Despite a light touch from director Peter Weir, it is hard to forget how monumental a film The Truman Show is, not just for Jim Carrey, but for the narrative expectancy of comedians adapting themselves to other genres. Now, it is a commonplace event. To see some funny guy or gal from the stage manoeuvre them to pastures new, usually in the chase for awards glory or fulfilment of a larger role. That is The Truman Show for Carrey, and while Batman Forever surely helped, it is not the critical and beloved darling that can have such a monumental impact. The Truman Show has an inherent comedy underlining it, but a deep and quite horrifying message within.
The anxious pacing and ramblings of Richard Nixon is something that, inevitably, would make for an effective film. Just to see the former President shuffle around, yelling obscenities and slightly detracting from his accomplishments, good or bad, during his time in office, would be a tremendous sight to behold. The closest we’ll get is the Robert Altman directed Secret Honor, a one-man show starring Philip Baker Hall as the former Republican President. It’s a fascinating, solo drama, one that somehow comes through unscathed by the terrors Nixon created, from Watergate to Vietnam, these topics crop up from time to time, bolstering the caricature with such horrific brilliance.
With such a promising ensemble, it’s hard to see how Magnolia could be anything other than a superbly layered character study of intertwining lives. Like Desperate Housewives, but over the course of two and a half hours, rather than an aeon. Paul Thomas Anderson’s dramatic titan sees a collection of stories, the highs and lows of a rough handful of individuals connected by chance, flimsy narratives or shady dealings. Whether it works or not, it’s hard not to appreciate how big of an ask Anderson proposes to his cast, a project that has to have the right amount of connection between roles, enough to engage an audience, but not enough to incite obvious cliché.
More or less everyone who has even the slightest interest in crime knows of the Zodiac Killer and the intrigue of his crimes that plagued America throughout the late 1960s and 1970s. Such a famous case, one littered with the unsolved mystery that will, most likely, go unanswered for the rest of time. Such intrigue leads to inevitable adaptations, and this Gyllenhaal led thriller provides more or less everything you’d expect for a biopic on such a broad topic.

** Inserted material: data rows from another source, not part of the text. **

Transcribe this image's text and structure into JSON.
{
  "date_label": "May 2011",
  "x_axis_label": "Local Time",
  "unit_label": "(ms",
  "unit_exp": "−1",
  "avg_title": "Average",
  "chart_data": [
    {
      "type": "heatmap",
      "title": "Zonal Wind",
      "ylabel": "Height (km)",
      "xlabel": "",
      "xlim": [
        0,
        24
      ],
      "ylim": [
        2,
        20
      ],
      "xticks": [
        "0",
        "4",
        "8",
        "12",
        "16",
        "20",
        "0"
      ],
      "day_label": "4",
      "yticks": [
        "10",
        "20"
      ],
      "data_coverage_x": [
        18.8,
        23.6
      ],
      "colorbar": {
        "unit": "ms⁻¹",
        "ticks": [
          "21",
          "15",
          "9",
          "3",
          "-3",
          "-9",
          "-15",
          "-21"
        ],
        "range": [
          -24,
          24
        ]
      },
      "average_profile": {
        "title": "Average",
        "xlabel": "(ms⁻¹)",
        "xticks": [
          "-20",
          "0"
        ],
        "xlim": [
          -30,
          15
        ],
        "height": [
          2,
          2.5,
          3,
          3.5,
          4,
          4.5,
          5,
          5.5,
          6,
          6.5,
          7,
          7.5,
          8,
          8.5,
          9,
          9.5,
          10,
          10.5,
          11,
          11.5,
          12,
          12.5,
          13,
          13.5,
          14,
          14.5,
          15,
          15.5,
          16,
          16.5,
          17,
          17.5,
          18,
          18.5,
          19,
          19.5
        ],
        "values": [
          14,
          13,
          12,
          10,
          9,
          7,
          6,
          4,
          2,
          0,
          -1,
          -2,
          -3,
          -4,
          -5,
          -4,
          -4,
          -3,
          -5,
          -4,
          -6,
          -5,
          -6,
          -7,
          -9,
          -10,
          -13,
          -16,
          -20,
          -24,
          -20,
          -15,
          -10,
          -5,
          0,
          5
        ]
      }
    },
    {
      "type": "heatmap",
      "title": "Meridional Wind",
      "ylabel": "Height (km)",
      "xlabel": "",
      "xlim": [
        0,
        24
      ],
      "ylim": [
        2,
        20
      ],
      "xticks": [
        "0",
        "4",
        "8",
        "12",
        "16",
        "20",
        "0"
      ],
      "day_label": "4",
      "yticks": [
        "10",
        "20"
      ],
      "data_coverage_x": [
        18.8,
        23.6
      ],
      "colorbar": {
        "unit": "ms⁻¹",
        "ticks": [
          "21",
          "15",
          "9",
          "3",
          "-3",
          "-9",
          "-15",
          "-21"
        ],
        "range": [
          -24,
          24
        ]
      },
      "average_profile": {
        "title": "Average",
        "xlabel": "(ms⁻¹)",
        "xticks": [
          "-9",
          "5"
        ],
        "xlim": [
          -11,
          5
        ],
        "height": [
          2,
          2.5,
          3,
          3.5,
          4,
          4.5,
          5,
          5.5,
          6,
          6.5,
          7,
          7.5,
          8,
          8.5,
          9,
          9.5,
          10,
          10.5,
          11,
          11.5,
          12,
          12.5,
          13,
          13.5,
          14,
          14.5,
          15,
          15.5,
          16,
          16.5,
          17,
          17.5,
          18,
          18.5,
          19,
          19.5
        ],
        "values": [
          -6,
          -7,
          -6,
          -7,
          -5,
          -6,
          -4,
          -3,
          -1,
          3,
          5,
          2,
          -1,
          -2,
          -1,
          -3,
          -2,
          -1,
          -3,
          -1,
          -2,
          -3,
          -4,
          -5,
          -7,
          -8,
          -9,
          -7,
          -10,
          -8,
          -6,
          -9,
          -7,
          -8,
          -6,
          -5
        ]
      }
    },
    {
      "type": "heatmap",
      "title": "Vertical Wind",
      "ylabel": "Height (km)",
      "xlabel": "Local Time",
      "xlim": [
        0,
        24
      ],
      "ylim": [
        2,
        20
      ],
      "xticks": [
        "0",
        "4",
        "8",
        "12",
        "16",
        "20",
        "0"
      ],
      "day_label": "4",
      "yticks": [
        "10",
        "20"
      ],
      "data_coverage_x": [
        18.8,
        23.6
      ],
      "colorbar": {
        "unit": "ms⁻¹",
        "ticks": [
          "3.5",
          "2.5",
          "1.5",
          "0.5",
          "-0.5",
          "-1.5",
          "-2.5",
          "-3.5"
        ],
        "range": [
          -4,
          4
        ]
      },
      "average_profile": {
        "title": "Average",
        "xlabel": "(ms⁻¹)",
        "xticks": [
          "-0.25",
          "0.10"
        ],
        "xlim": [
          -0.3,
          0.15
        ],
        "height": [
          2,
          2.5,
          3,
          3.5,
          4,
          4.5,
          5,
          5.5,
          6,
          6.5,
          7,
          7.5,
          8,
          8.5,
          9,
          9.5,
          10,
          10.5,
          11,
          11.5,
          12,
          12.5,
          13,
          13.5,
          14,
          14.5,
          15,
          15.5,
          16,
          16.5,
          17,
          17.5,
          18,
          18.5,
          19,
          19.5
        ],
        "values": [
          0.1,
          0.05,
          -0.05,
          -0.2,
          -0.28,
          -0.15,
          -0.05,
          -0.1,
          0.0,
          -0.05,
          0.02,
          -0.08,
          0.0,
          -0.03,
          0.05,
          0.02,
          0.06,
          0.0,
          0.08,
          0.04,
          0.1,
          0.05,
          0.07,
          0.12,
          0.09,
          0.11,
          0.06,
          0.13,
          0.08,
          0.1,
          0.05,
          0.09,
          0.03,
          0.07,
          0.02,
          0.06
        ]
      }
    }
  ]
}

Throughout the 1990s, there was such a strange influx in gangster, crime and casino-oriented films. I blame Martin Scorsese for this decade long trend. He piloted this odd niche, crafting Goodfellas and Casino within five years of each other. Other directors attempted to latch onto this success, and newcomer Paul Thomas Anderson was one of them. In his directorial debut, Hard Eight, we’re thrown into a tepid relationship between a down on his luck casino player and one stranger who looks to pull him out of the dark and build him as his protégé. It’s an interesting premise that never quite takes flight.